Un lecteur voyageur nous raconte cette histoire digne d’une chanson… de Leonard Cohen (respect à toutes les Suzanne, au passage)

Très jolie histoire que Jean-Luc avait publié sur son propre blog. Merci à lui de nous autoriser à la partager ici. C’est ça aussi la fraternité du voyage. (Ma partie préférée est la fin, ce PS qui offre une chute impensable). Je vous laisse avec cette aventure féline.

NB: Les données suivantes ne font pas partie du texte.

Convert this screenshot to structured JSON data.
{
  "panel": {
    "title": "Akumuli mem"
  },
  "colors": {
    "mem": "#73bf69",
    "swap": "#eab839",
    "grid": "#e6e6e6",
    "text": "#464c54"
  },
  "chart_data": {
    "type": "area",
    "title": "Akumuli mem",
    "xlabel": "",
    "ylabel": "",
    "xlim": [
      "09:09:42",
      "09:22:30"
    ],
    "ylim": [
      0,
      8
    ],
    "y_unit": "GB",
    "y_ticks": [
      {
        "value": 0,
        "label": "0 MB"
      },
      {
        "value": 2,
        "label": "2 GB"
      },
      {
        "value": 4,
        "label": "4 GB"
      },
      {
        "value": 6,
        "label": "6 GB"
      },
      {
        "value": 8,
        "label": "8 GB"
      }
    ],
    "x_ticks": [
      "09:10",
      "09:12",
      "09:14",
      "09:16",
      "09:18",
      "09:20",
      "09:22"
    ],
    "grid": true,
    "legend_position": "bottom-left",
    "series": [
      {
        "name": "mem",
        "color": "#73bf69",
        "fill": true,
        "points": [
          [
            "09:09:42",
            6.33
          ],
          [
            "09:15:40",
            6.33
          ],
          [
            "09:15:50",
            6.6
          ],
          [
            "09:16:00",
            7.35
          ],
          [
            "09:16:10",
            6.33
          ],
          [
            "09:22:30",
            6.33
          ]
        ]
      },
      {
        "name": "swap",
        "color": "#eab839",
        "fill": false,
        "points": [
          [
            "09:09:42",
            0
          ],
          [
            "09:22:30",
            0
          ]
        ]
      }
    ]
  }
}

La lune semble s’échapper de l’horizon. Doucement, comme une plume, elle s’élève. Comme tous ces fous qui aiment la lune, il me fallait y aller. Depuis le port du Pirée, le bateau glisse sur l’eau. Il file vers ce qui sera un grand matin. Le sablier se vide, j’ai l’impression douce de me noyer dans le vent qui souffle sur cette petite île grecque. À Hydra, seuls les ânes et les mulets ont droit de se faufiler dans les ruelles étroites qui serpentent à travers des maisons blanches et paisibles. Le maître du temps, caméraman divin, a appuyé sur pause. Dans l’une d’elle, posée en haut de marches interminables, Léonard Cohen y est resté 7 ans… Il y écrivit des romans et, sans doute, ses plus belles chansons. Léonard avait tellement de fissures que la Lumière pouvait se voir en lui. Sa maison ne se visite pas mais, sur un papier posé sur la porte, une écriture manuscrite, demande « S’il vous plaît, merci de ne pas frapper ». Peut-être Léonard est-il en train de dormir… Ce lieu magique, aux maisons accrochées les unes aux autres, posé dans le golf Saronique, avec ses coquelicots d’un rouge profond, presque carmin, qui jaillissent au milieu d’Euryops d’or et se courbent comme une chevelure sous le vent, est un bel endroit pour se débarrasser de sa vieille peau. Et peut-être, se retrouver. Ici, les mots ne sont pas muets. On peut parler aux dieux et, rêver qu’ils nous écoutent. On est hors du temps. On est bien. Je me suis demandé si je ne devais pas rester là, y finir sous ce voile si doux qui ressemble tant à la sérénité parfaite. Quelle paix ! Alors, je me suis dit que j’allais faire de ce moment un de mes plus beaux souvenirs et avant de quitter l’île, je me suis étendu sur un mur des remparts du fort, près d’un canon. Alors, un chat a grimpé sur moi. C’était un chat tigré, double masculin de mon amoureuse féline, Marcelle, loin, si loin de moi, en ce jour d’avril. Il accepta avec une douceur tendre, mes caresses. Sur moi, il s’est lové, abandonné. En cet instant précis, nous étions faits l’un pour l’autre. Et puis, il s’endormit, posé sur moi et doucement, a glissé dans l’astral, m’emportant avec lui. Peut-être était-ce la réincarnation de Léonard Cohen car jamais mon sommeil ne fut traversé d’une telle élégance ! C’est ça, Léonard est un chat et je l’ai rencontré ! So long…

Jean-Luc Gironde

PS : Dans l’avion qui me ramenait à Paris, ma voisine de siège, une jeune américaine, m’a regardé longuement avant de me dire « Mais je vous connais ! » » J’étais interloqué, alors elle a pris son téléphone, a cherché dans ses photos et m’a montré une image qu’elle avait prise quelques jours auparavant. On y voyait un homme en noir avec un chat. Les deux dormaient sur un rempart ! C’était moi et le mystérieux félin. Elle m’a demandé l’autorisation de publier sur ses réseaux, la photo. J’ai écrit sur l’écran, avec mon doigt, comme on le fait quand on reçoit un colis « Ok for publishing », je n’ai pas osé « Sincerely. Leonard Cohen » !!!